The United States has evidence that an obscure western Chinese Muslim group has been planning terrorist attacks on US interests abroad, the US embassy in Beijing said Thursday.
The accusations against the East Turkestan Islamic Movement (ETIM) came after Washington announced this week it is prepared to freeze any US-based assets of the ethnic Uygur group.
The US move appeared to mark a change in policy on how Washington views ethnic unrest in western China's Xinjiang Autonomous Region.
"(We) do have some evidence that the ETIM have been planning attacks against US interests abroad," a US embassy spokeswoman said.
"The ETIM is believed to be responsible for more than 200 acts of terrorism in China," she said, without providing any details.
The evidence was mainly supplied by the government of Kyrgyzstan, which in May repatriated two suspected Uygur terrorists to China on the grounds that they were planning attacks on embassies, market places and other public gathering places in the Central Asian country, she said.
"One of the suspected terrorists, Mamet Yasyn, had surveyed several embassies and market places (in the Kyrgyz capital of Bishkek) and was found travelling with a false Turkish passport," she said.

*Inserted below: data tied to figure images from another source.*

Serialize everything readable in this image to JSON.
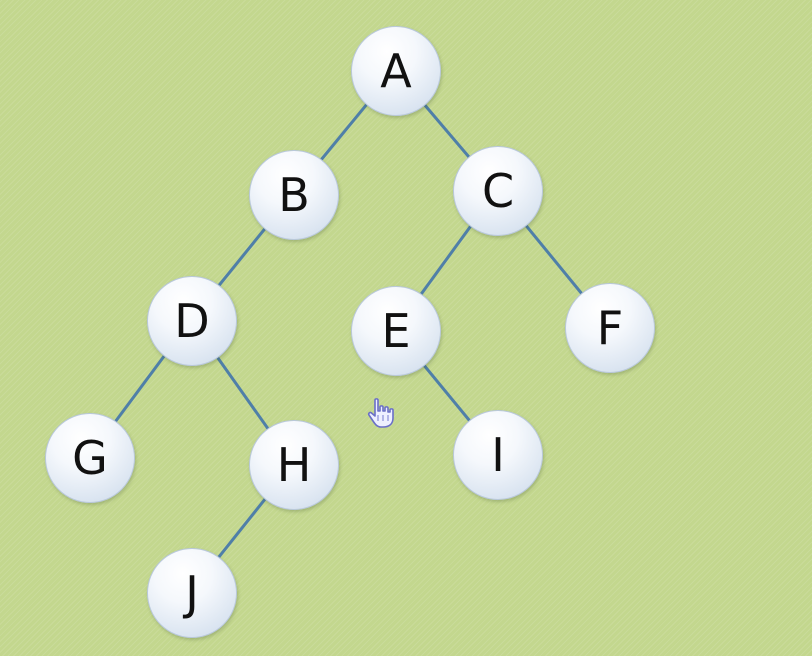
{
  "tree": {
    "nodes": [
      {
        "id": "A",
        "label": "A"
      },
      {
        "id": "B",
        "label": "B"
      },
      {
        "id": "C",
        "label": "C"
      },
      {
        "id": "D",
        "label": "D"
      },
      {
        "id": "E",
        "label": "E"
      },
      {
        "id": "F",
        "label": "F"
      },
      {
        "id": "G",
        "label": "G"
      },
      {
        "id": "H",
        "label": "H"
      },
      {
        "id": "I",
        "label": "I"
      },
      {
        "id": "J",
        "label": "J"
      }
    ],
    "edges": [
      {
        "from": "A",
        "to": "B"
      },
      {
        "from": "A",
        "to": "C"
      },
      {
        "from": "B",
        "to": "D"
      },
      {
        "from": "C",
        "to": "E"
      },
      {
        "from": "C",
        "to": "F"
      },
      {
        "from": "D",
        "to": "G"
      },
      {
        "from": "D",
        "to": "H"
      },
      {
        "from": "E",
        "to": "I"
      },
      {
        "from": "H",
        "to": "J"
      }
    ]
  },
  "colors": {
    "background": "#c3d78e",
    "edge": "#4f7fa8",
    "node_fill": "#eef3f9",
    "node_text": "#111111"
  },
  "cursor": {
    "icon": "hand-pointer-icon"
  }
}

Since the September 11 terrorist attacks against the US, China has stepped up its effort to quash Muslim separatist movements in Xinjiang, its westernmost region, which shares a small border with Afghanistan.
China has accused the ETIM of seeking to establish an independent state of East Turkestan in Xinjiang and of being directly backed by Osama bin Laden and his al-Qaida organization.
"Since the formation of the 'East Turkestan Islamic Movement,' bin Laden has schemed with the heads of the Central and West Asian terrorist organizations many times to help the 'East Turkestan' terrorist forces in Xinjiang to launch a 'holy war'," an official Chinese report on the group said.